Мало ли что болтают слуги. Все это – сплошное вранье". Она очень тогда рассердилась и ни разу с тех пор не говорила со мной об этом. Папа, скажи, почему ты не хочешь завтра охотиться?
Этого вопроса я боялся больше всего – у меня не было на него ответа.
– Не хочу, и все, – сказал я, – без всякой причины.
– Но у тебя должна быть причина, – настаивала Мари-Ноэль. – Ведь ты любишь охоту больше всего на свете.
– Нет, – сказал я, – теперь не люблю. Я не хочу стрелять.
Девочка внимательно и серьезно смотрела на меня, ее огромные глаза неожиданно – мне даже страшно стало – сделались точь-в-точь такими, как глаза Бланш на детских снимках.
– Потому, что не хочешь убивать? – спросила она. – Ты вдруг почувствовал, что лишать жизни – грех, даже если ты убил маленькую птичку?
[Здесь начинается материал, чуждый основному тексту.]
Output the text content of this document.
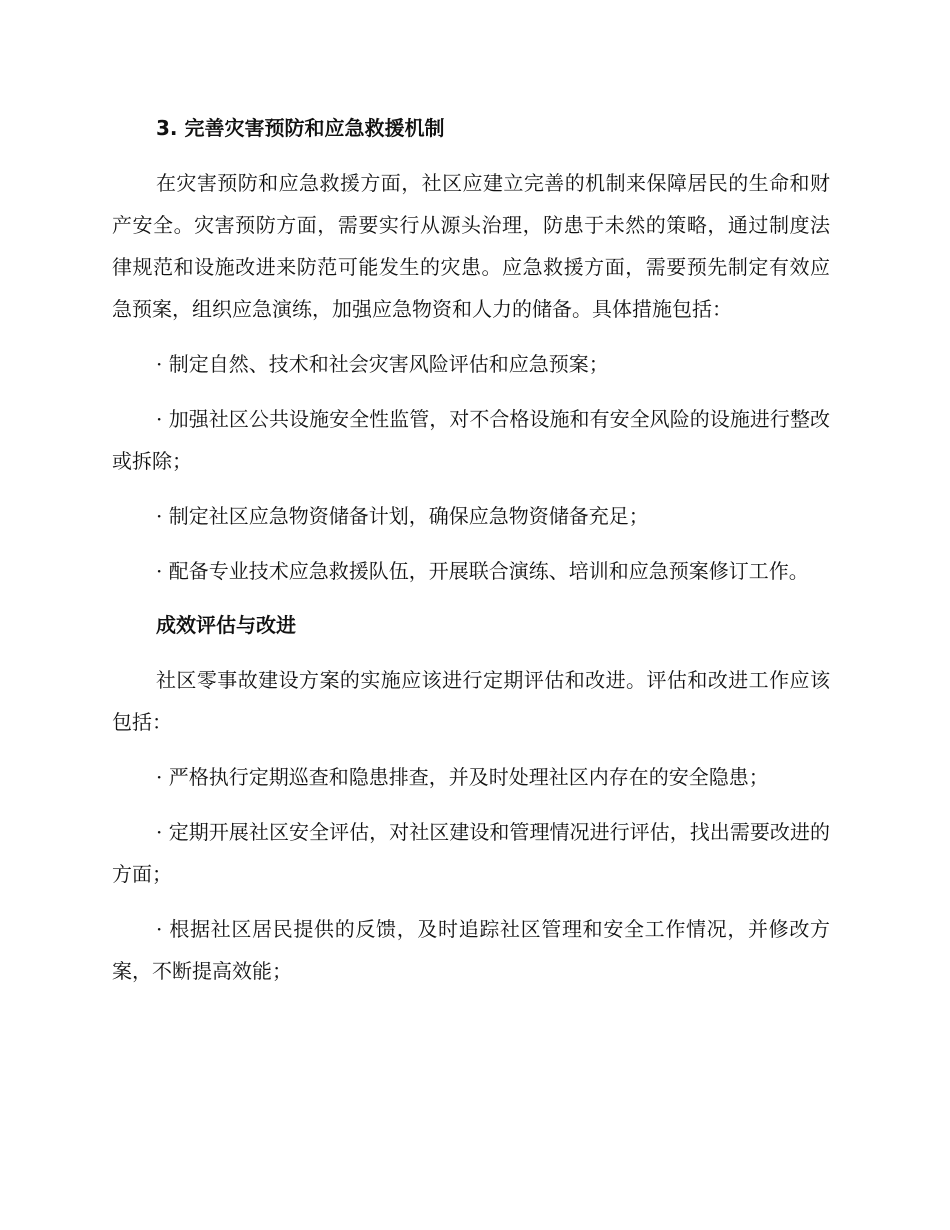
3. 完善灾害预防和应急救援机制

在灾害预防和应急救援方面，社区应建立完善的机制来保障居民的生命和财产安全。灾害预防方面，需要实行从源头治理，防患于未然的策略，通过制度法律规范和设施改进来防范可能发生的灾患。应急救援方面，需要预先制定有效应急预案，组织应急演练，加强应急物资和人力的储备。具体措施包括：

· 制定自然、技术和社会灾害风险评估和应急预案；

· 加强社区公共设施安全性监管，对不合格设施和有安全风险的设施进行整改或拆除；

· 制定社区应急物资储备计划，确保应急物资储备充足；

· 配备专业技术应急救援队伍，开展联合演练、培训和应急预案修订工作。

成效评估与改进

社区零事故建设方案的实施应该进行定期评估和改进。评估和改进工作应该包括：

· 严格执行定期巡查和隐患排查，并及时处理社区内存在的安全隐患；

· 定期开展社区安全评估，对社区建设和管理情况进行评估，找出需要改进的方面；

· 根据社区居民提供的反馈，及时追踪社区管理和安全工作情况，并修改方案，不断提高效能；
Мне следовало сразу ответить ей: "Нет". Я не хотел стрелять потому, что боялся стрелять плохо, а я заколебался в поисках лазейки, и Мари-Ноэль приняла мою нерешительность за положительный ответ. Я видел по ее горящим глазам, что она уже сочиняет в уме фантастическую историю о том, как ее отец вдруг почувствовал внезапное отвращение к крови, ему стала отвратительна сама мысль об убийстве и он сжег себе руку, чтобы не поддаться искушению принять участие в охоте.
– Возможно, – сказал я.
Не успел я произнести это слово, как понял, что совершил ошибку. До этих пор я ни разу сознательно не солгал Мари-Ноэль. А теперь я это делал. Я создавал ложный образ Жана де Ге, давал девочке то, чего она просила, чтобы самому закрыть глаза на правду.
Мари-Ноэль встала на колени в постели и, стараясь не задеть повязку, обвила мою шею рукой.
– Я думаю, ты проявил большое мужество, – проговорила она. – Помнишь, как сказано в Евангелии от святого Матфея: "…Если же рука твоя или нога твоя соблазняет тебя, отсеки их и брось от себя: лучше тебе войти в жизнь без руки или без ноги, нежели с двумя руками и с двумя ногами быть ввержену в огонь вечный; и если глаз твой соблазняет тебя, вырви его…". Я рада, что это не глаз, с глазом было бы куда труднее. Рука у тебя заживет, но ведь главное – это намерение, тетя Бланш всегда так говорит. Жаль, что мы не можем все ей рассказать, хотя лучше пусть это будет наша с тобой тайна.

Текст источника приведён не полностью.